He says… She says…
A couple of months ago I read an article in Computer Arts magazine about gender preferences regarding web design. As I read it, I wanted to scream. Women like soft colors and shapes. Men like bold colors and edges. It was so stereotypical.
Yet, a few weeks later, I started working on a website for a client. There were two partners - a man and a woman. The guy sent me some urls of designs they like. Sharp angles, bold colors, including black. Then the woman sent me a link to site she liked. Soft colors, no black, a composition that created the impression the site was floating on a cloud. Their target audience was relatively equal mix of men and women, so we came to a compromise such as using blue instead of black.

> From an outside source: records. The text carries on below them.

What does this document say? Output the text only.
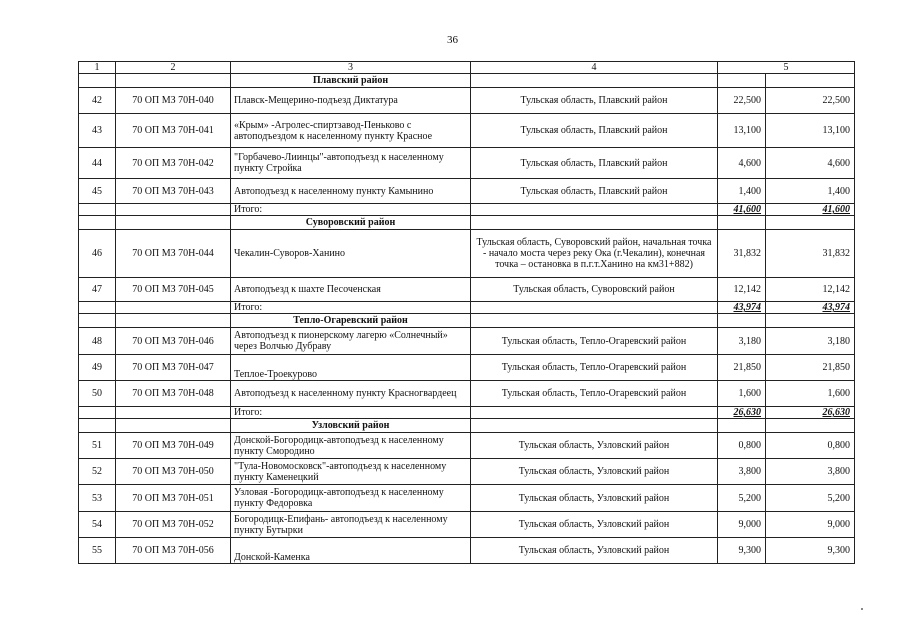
36
1	2	3	4	5	
		Плавский район			
42	70 ОП МЗ 70Н-040	Плавск-Мещерино-подъезд Диктатура	Тульская область, Плавский район	22,500	22,500
43	70 ОП МЗ 70Н-041	«Крым» -Агролес-спиртзавод-Пеньково с автоподъездом к населенному пункту Красное	Тульская область, Плавский район	13,100	13,100
44	70 ОП МЗ 70Н-042	"Горбачево-Лиинцы"-автоподъезд к населенному пункту Стройка	Тульская область, Плавский район	4,600	4,600
45	70 ОП МЗ 70Н-043	Автоподъезд к населенному пункту Камынино	Тульская область, Плавский район	1,400	1,400
		Итого:		41,600	41,600
		Суворовский район			
46	70 ОП МЗ 70Н-044	Чекалин-Суворов-Ханино	Тульская область, Суворовский район, начальная точка - начало моста через реку Ока (г.Чекалин), конечная точка – остановка в п.г.т.Ханино на км31+882)	31,832	31,832
47	70 ОП МЗ 70Н-045	Автоподъезд к шахте Песоченская	Тульская область, Суворовский район	12,142	12,142
		Итого:		43,974	43,974
		Тепло-Огаревский район			
48	70 ОП МЗ 70Н-046	Автоподъезд к пионерскому лагерю «Солнечный» через Волчью Дубраву	Тульская область, Тепло-Огаревский район	3,180	3,180
49	70 ОП МЗ 70Н-047	Теплое-Троекурово	Тульская область, Тепло-Огаревский район	21,850	21,850
50	70 ОП МЗ 70Н-048	Автоподъезд к населенному пункту Красногвардеец	Тульская область, Тепло-Огаревский район	1,600	1,600
		Итого:		26,630	26,630
		Узловский район			
51	70 ОП МЗ 70Н-049	Донской-Богородицк-автоподъезд к населенному пункту Смородино	Тульская область, Узловский район	0,800	0,800
52	70 ОП МЗ 70Н-050	"Тула-Новомосковск"-автоподъезд к населенному пункту Каменецкий	Тульская область, Узловский район	3,800	3,800
53	70 ОП МЗ 70Н-051	Узловая -Богородицк-автоподъезд к населенному пункту Федоровка	Тульская область, Узловский район	5,200	5,200
54	70 ОП МЗ 70Н-052	Богородицк-Епифань- автоподъезд к населенному пункту Бутырки	Тульская область, Узловский район	9,000	9,000
55	70 ОП МЗ 70Н-056	Донской-Каменка	Тульская область, Узловский район	9,300	9,300
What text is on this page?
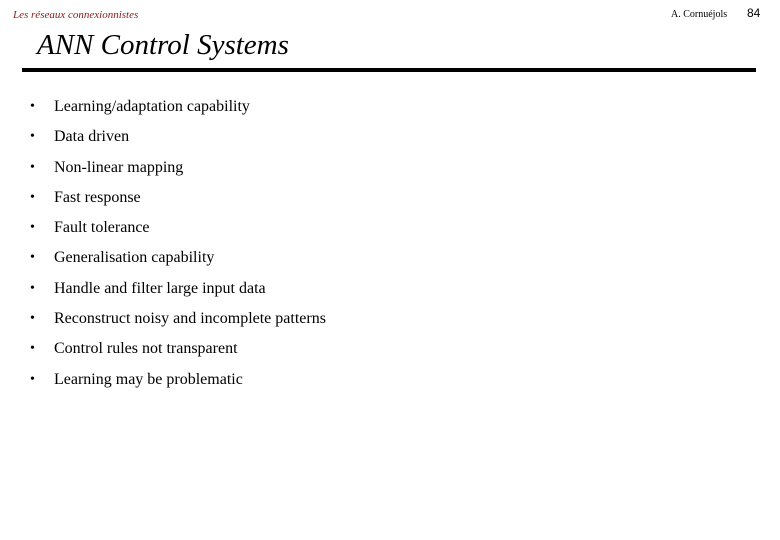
Les réseaux connexionnistes	A. Cornuéjols 84
ANN Control Systems
•	Learning/adaptation capability
•	Data driven
•	Non-linear mapping
•	Fast response
•	Fault tolerance
•	Generalisation capability
•	Handle and filter large input data
•	Reconstruct noisy and incomplete patterns
•	Control rules not transparent
•	Learning may be problematic
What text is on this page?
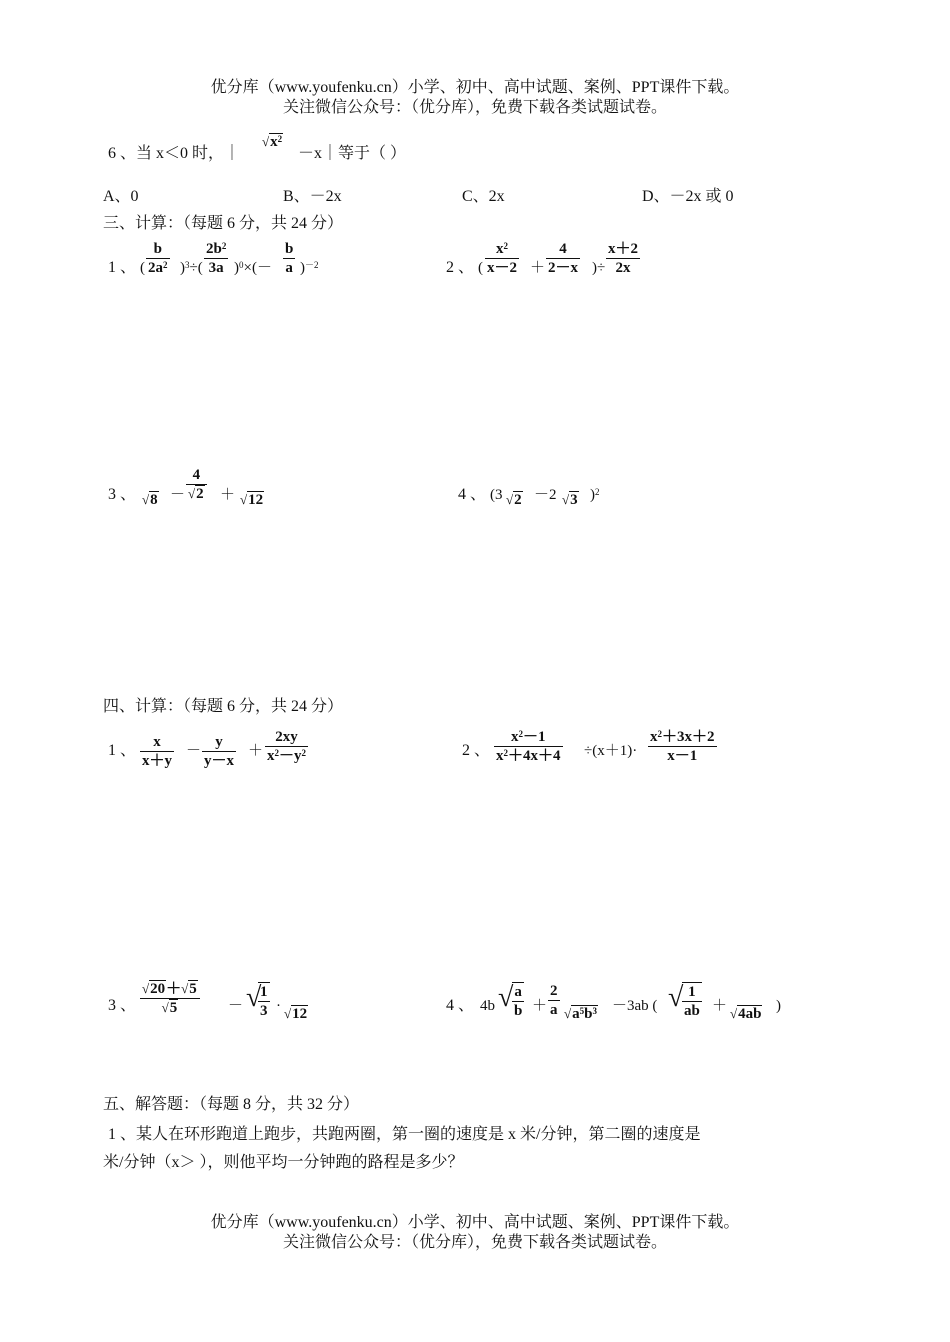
优分库（www.youfenku.cn）小学、初中、高中试题、案例、PPT课件下载。
关注微信公众号：（优分库），免费下载各类试题试卷。
6 、当 x＜0 时，｜
$√x^2$
－x｜等于（ ）
A、0	B、－2x	C、2x	D、－2x 或 0
三、计算：（每题 6 分，共 24 分）
1 、 ( $\frac{b}{2a^2} )^3\div( \frac{2b^2}{3a} )^0\times(- \frac{b}{a} )^{-2}$	2 、 ( $\frac{x^2}{x-2} + \frac{4}{2-x}$ )÷ $\frac{x+2}{2x}$
3 、 $√8 - \frac{4}{√2} + √12$	4 、 (3 √2 －2 √3 )$^2$
四、计算：（每题 6 分，共 24 分）
1 、 $\frac{x}{x+y} - \frac{y}{y-x} + \frac{2xy}{x^2-y^2}$	2 、 $\frac{x^2-1}{x^2+4x+4} \div(x+1)\cdot \frac{x^2+3x+2}{x-1}$
3 、 $\frac{√20+√5}{√5}$ － √
$\frac{1}{3} \cdot √12$	4 、 4b √
$\frac{a}{b} + \frac{2}{a} √a^5b^3 -3ab$ ( √
$\frac{1}{ab} + √4ab$ )
五、解答题：（每题 8 分，共 32 分）
1 、某人在环形跑道上跑步，共跑两圈，第一圈的速度是 x 米/分钟，第二圈的速度是
米/分钟（x＞ ），则他平均一分钟跑的路程是多少？
优分库（www.youfenku.cn）小学、初中、高中试题、案例、PPT课件下载。
关注微信公众号：（优分库），免费下载各类试题试卷。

Personally, I prefer designs that the article would classify as masculine. But maybe that's because I've worked mainly for high-tech sites and most of the time I work with men.
I'd be interested to hear your experiences with men and women clients. Do the differences in taste usually conform to the general stereotype?


I don't design as much as I used to, but my designs definately fit on the "masculine" side of things, without being too far out to be obviously gender-specific. I don't think it can be said that a man can't design "feminine" and a woman can't design "masculine". But when it comes to preferences and making choices, I do think the sexes do have different wants out of design and branding.
I love soft colors and designs, but I think men tend to design, draw, and respond to high contrasts more than soft complimentary designs. Call it the pseudo-psychology of branding for image, but clean wins over messy, dramatic over understated, most of the time - until it is taken to an extreme, then no one wants to look at it!
I don't, however, tone my designs down when working with women. I tend to stay strong, because that is also usually the right call for the clients I have worked with. I think the business and the customer define the look, if a business wants to survive. I liken it to the waiting room and board rooms in many companies. You can tell what they think of themselves and how they want to be seen by what they show in these two places. A Web site, or a brochure should be no different, right?
Want an interesting place to explore this? Go to myspace and take a look at 20 year old's profiles. Both men and women spend alot of time "personalizing" their spaces, and the differences are sometimes so dramatic that you have to wonder. But it is important to notice the bigger trend, that both men and women spend times decorating...but each does so to extole their inner virtues, men showcasing their masculinity, and women showcasing their feminity. And that is just the "straight" profiles, get into LGBT spaces and all bets are off.